Ne rien faire, c’est déjà ça. Synchronisation de nos pulsations cardiaques. Nous formons un cocon. Une fine bruine nous abreuve, de jour en mois. Nous méritons la bienveillance. Un métabolisme planétaire.
Une nuit, tu nous dévoiles cette porte dérobée qui disparaît quand on passe trop vite. Nous nous engouffrons pour découvrir cet autre monde. Celui où disparaît la crainte du passé et l’utopie de la course.
Ici, la sérénité que nous méritons n’est pas un but. C’est une façon de subsister, dans la tristesse et l’extase. C’est bien loin de ce que nous cherchions. Aucun artifice de paradis. C’est précisément ce dont nous avions besoin, sans l’exprimer.
S’attarder, au passage. Qui nous attend? Plus de calendrier. Rendez-vous? Rendons-nous. La réussite par l’abandon.
Tu nous laisseras te voler de ton temps. Il t’en restait moins que ce que tu croyais. Après tout, si la naïveté fait vivre plus, c’est par intensité et non par longévité. Combien d’années avons-nous passées ainsi? Aucune idée. Aucune importance.

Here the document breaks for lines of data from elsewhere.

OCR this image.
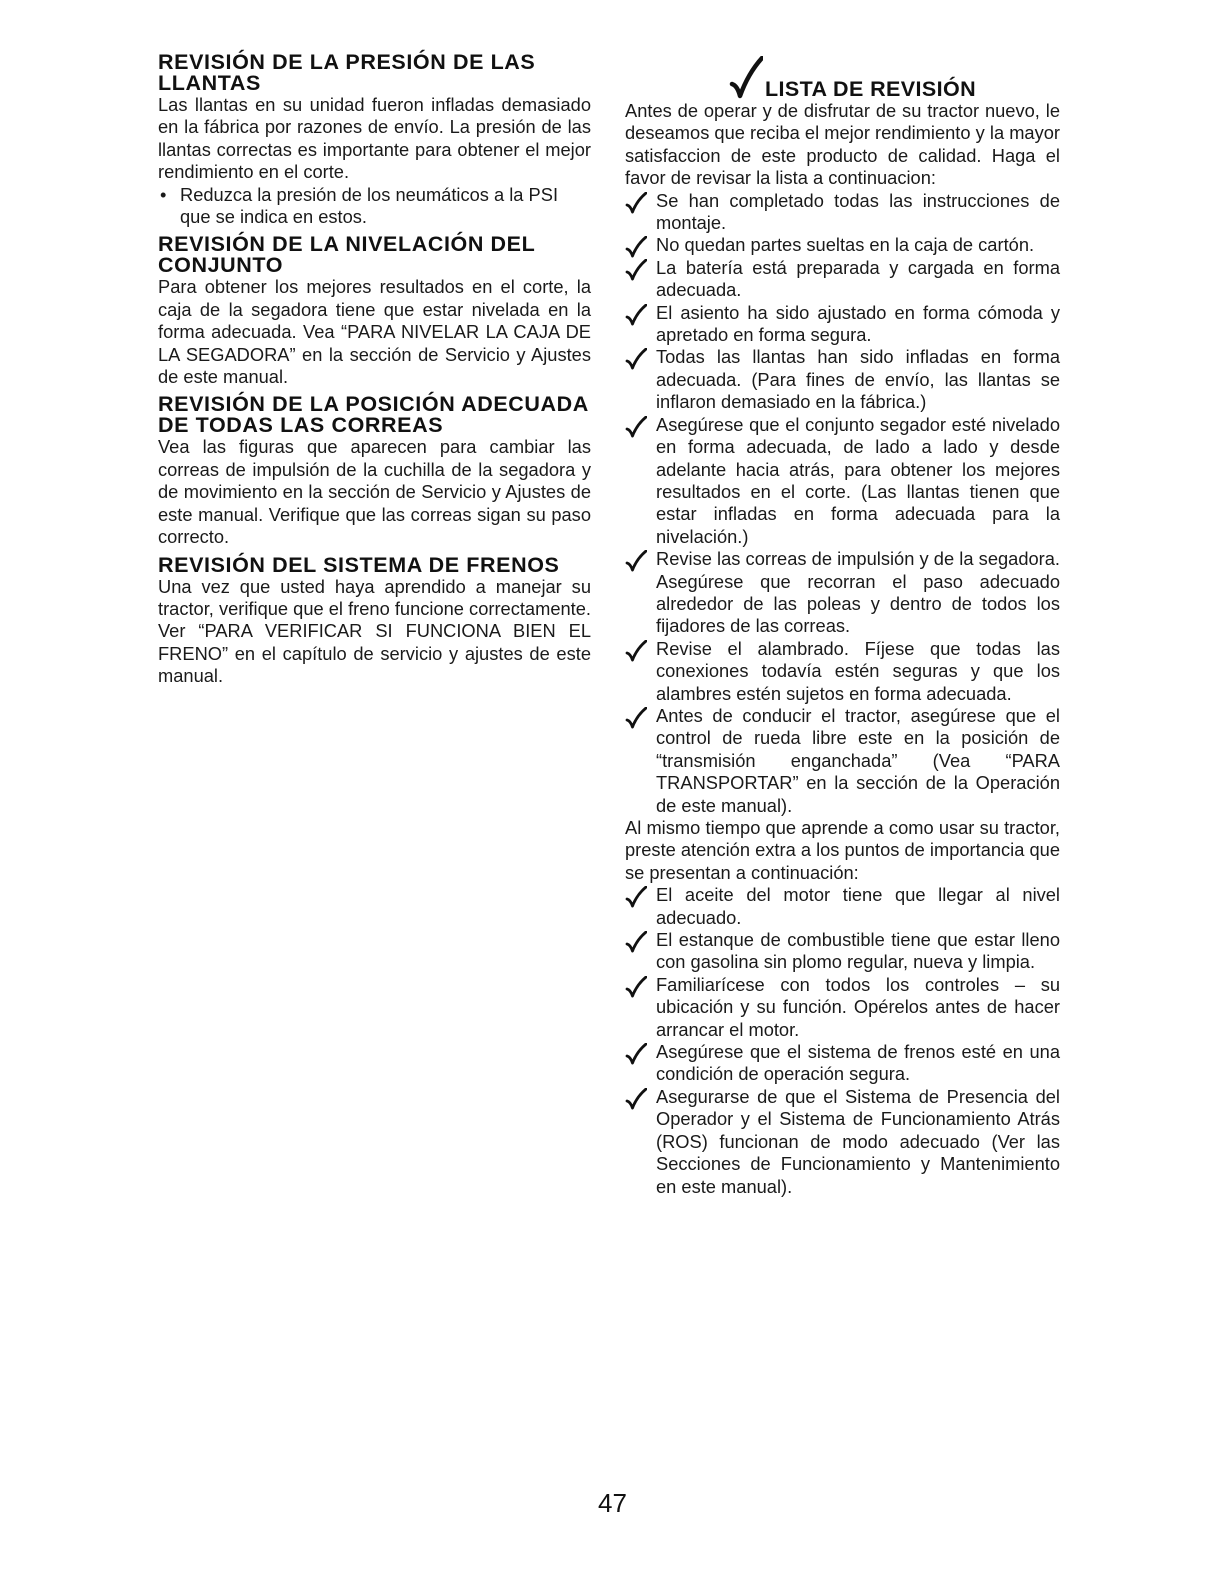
REVISIÓN DE LA PRESIÓN DE LAS LLANTAS

Las llantas en su unidad fueron infladas demasiado en la fábrica por razones de envío. La presión de las llantas correctas es importante para obtener el mejor rendimiento en el corte.

• Reduzca la presión de los neumáticos a la PSI que se indica en estos.
REVISIÓN DE LA NIVELACIÓN DEL CONJUNTO

Para obtener los mejores resultados en el corte, la caja de la segadora tiene que estar nivelada en la forma adecuada. Vea “PARA NIVELAR LA CAJA DE LA SEGADORA” en la sección de Servicio y Ajustes de este manual.

REVISIÓN DE LA POSICIÓN ADECUADA DE TODAS LAS CORREAS

Vea las figuras que aparecen para cambiar las correas de impulsión de la cuchilla de la segadora y de movimiento en la sección de Servicio y Ajustes de este manual. Verifique que las correas sigan su paso correcto.

REVISIÓN DEL SISTEMA DE FRENOS

Una vez que usted haya aprendido a manejar su tractor, verifique que el freno funcione correctamente. Ver “PARA VERIFICAR SI FUNCIONA BIEN EL FRENO” en el capítulo de servicio y ajustes de este manual.

LISTA DE REVISIÓN

Antes de operar y de disfrutar de su tractor nuevo, le deseamos que reciba el mejor rendimiento y la mayor satisfaccion de este producto de calidad. Haga el favor de revisar la lista a continuacion:

Se han completado todas las instrucciones de montaje.

No quedan partes sueltas en la caja de cartón.

La batería está preparada y cargada en forma adecuada.

El asiento ha sido ajustado en forma cómoda y apretado en forma segura.

Todas las llantas han sido infladas en forma adecuada. (Para fines de envío, las llantas se inflaron demasiado en la fábrica.)

Asegúrese que el conjunto segador esté nivelado en forma adecuada, de lado a lado y desde adelante hacia atrás, para obtener los mejores resultados en el corte. (Las llantas tienen que estar infladas en forma adecuada para la nivelación.)

Revise las correas de impulsión y de la segadora. Asegúrese que recorran el paso adecuado alrededor de las poleas y dentro de todos los fijadores de las correas.

Revise el alambrado. Fíjese que todas las conexiones todavía estén seguras y que los alambres estén sujetos en forma adecuada.

Antes de conducir el tractor, asegúrese que el control de rueda libre este en la posición de “transmisión enganchada” (Vea “PARA TRANSPORTAR” en la sección de la Operación de este manual).

Al mismo tiempo que aprende a como usar su tractor, preste atención extra a los puntos de importancia que se presentan a continuación:

El aceite del motor tiene que llegar al nivel adecuado.

El estanque de combustible tiene que estar lleno con gasolina sin plomo regular, nueva y limpia.

Familiarícese con todos los controles – su ubicación y su función. Opérelos antes de hacer arrancar el motor.

Asegúrese que el sistema de frenos esté en una condición de operación segura.

Asegurarse de que el Sistema de Presencia del Operador y el Sistema de Funcionamiento Atrás (ROS) funcionan de modo adecuado (Ver las Secciones de Funcionamiento y Mantenimiento en este manual).

47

Nous avons tout appris de toi, jusqu’au sens du frisson. Comment cueillir des fruits sans leur causer de douleur. Comment palper une heure et comment habiter une minute.
Tu disparais. Soudainement. Sans faire crisser les essieux de ce train de vie.

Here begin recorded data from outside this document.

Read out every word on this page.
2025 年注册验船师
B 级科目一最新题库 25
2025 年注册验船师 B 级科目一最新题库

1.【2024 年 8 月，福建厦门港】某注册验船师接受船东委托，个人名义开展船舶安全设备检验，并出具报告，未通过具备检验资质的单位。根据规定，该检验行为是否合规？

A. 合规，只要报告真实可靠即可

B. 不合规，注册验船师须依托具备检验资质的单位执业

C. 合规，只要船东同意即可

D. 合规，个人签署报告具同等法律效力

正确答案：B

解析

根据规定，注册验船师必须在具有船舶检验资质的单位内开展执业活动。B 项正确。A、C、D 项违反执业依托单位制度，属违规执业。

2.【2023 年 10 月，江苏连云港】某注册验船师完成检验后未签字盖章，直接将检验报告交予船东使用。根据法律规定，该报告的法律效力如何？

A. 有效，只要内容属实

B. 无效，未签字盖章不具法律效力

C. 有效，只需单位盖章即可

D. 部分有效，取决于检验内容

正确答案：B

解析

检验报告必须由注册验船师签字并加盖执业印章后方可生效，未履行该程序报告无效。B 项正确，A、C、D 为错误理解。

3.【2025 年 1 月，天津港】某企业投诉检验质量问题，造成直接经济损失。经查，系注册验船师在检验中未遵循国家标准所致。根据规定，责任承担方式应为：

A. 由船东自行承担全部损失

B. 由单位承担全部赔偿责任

Sans nous esseuler, nous comprenons enfin notre confinement et l’acceptons. Tu n’y es plus, nous y sommes. Cette vie n’est ni injuste, ni coupable. Le tigre de Barjavel ne souffre plus.
Grâce à ton sacrifice, notre espèce est maintenant adaptée à son milieu.
Je me remémore ces paroles célèbres, adressées par Alexandre le Bienheureux[1] à ton ancêtre :
Il faut prendre le temps de prendre son temps. Comprends-tu?
Chienne de vie.
***
[1] Technopédagogue et anthropologue, Enkerli a entendu dire que son prénom venait d’un film d’Yves Robert mettant en vedette Philippe Noiret.